By Carol Freas
I was eight years old in mid-September of 1951. Shy, quiet, and scared, I waited with my two brothers on the corner of eleventh street in Surf City for the big yellow school bus. Our previous summers, for as long as I could remember, were spent in a two-story carriage house with an outdoor privy that our family had owned since the 1920s. Dad had just built two rooms on at the back of the house, a real bathroom and kitchen; we would all live there full-time now.
The bus arrived and soon delivered us to a sprawling building on 19th Street in Ship Bottom, the new Long Beach Island Grade School, where I joined forty other wide-eyed third graders, all just as fearful as I. I do not recall what transpired over the next few days until one morning that I was part of a group greeted by a beautiful young woman. She was introduced as our new teacher, Miss Nadler. Her enthusiastic love of teaching eased me into this new life on LBI and ignited my love of school.
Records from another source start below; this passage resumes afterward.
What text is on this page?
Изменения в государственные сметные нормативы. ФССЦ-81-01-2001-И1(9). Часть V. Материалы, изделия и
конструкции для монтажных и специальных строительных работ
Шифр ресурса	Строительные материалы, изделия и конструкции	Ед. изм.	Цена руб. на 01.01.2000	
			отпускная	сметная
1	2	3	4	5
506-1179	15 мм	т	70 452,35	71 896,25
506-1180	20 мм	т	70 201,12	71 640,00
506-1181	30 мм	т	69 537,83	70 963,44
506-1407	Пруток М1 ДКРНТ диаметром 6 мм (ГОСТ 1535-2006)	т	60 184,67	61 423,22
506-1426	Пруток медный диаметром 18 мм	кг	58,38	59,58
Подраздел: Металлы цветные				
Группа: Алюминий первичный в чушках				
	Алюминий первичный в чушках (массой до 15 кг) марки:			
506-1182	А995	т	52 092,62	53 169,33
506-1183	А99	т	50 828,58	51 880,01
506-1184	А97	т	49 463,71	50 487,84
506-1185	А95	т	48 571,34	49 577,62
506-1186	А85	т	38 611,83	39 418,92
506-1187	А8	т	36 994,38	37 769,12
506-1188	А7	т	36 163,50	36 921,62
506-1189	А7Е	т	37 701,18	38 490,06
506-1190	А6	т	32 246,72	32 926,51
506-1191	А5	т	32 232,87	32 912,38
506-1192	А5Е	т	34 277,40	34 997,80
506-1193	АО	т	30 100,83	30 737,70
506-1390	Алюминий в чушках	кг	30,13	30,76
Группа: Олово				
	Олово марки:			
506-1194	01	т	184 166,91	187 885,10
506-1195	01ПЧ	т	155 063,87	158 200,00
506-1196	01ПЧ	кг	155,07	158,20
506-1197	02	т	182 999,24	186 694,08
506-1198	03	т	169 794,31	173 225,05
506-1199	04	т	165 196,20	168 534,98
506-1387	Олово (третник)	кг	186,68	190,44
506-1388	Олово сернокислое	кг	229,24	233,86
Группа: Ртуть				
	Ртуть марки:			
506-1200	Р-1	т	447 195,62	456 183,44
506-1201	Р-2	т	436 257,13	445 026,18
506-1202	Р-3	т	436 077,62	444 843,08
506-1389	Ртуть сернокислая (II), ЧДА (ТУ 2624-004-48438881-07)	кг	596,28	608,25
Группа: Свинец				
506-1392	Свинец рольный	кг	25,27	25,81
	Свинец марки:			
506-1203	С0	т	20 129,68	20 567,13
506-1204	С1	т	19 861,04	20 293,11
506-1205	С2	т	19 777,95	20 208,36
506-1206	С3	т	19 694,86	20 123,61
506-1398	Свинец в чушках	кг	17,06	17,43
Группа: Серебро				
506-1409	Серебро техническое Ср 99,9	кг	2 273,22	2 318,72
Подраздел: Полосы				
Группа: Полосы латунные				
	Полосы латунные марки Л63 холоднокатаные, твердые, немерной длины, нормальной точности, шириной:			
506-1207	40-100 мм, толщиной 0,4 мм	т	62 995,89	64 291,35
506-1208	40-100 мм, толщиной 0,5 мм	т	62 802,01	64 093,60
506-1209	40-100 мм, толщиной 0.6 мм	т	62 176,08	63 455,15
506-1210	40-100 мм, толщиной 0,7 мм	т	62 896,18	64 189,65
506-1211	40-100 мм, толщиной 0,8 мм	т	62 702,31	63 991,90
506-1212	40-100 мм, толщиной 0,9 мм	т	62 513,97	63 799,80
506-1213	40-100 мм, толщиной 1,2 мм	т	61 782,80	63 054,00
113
In 1987, I returned to LBI with my own family, gradually meeting with past school friends and finally reconnecting with Joan Nadler, now Mrs. Edmund Lange. Her forty years of teaching Long Beach Island Grade School is an exceptional story of dedication, and I was thrilled to learn details of her past.
In 1951, as a nineteen-year-old sophomore at West Chester College in Pennsylvania, Joan worked weekends at her family luncheonette on the northeast corner of 13th Street in Ship Bottom. One eventful day that fall, she heard the new school desperately needed another third-grade teacher, so she quickly arranged an interview and was hired on the spot. Over the next seven years she continued to study for her degree, taking classes at Rutgers on Wednesday nights and Saturdays. It was a three-hour drive before the Parkway was built. She dated some until meeting Ed Lange, owner of a masonry business in Ship Bottom whose family emigrated to Philadelphia from Germany in the early 1940s. They married in June of 1961, at Holy Trinity Lutheran church in Brant Beach. She took a break from teaching to nurture their own three children, Randy, Jeff, and Cindy and afterward returned to teaching until retiring at age sixty-five.
Joan initiated the first computer classes at both Island elementary schools, established programs for gifted children and all-day kindergarten in addition to welcoming hundreds of young children to the thrill of learning. I remember being enthralled during rest time after lunch as she read chapters from books by Louisa May Alcott. I wonder how many other children also fell in love with Mrs. Lange over these many years.
As I continue to learn more Island history each time I visit Joan, it is easy to fall in love again with this gregarious, kind woman, and ardent Phillies fan, who became my teacher in 1951. Her calico cat, Mimsy, agrees with me and cuddles under her chin to listen.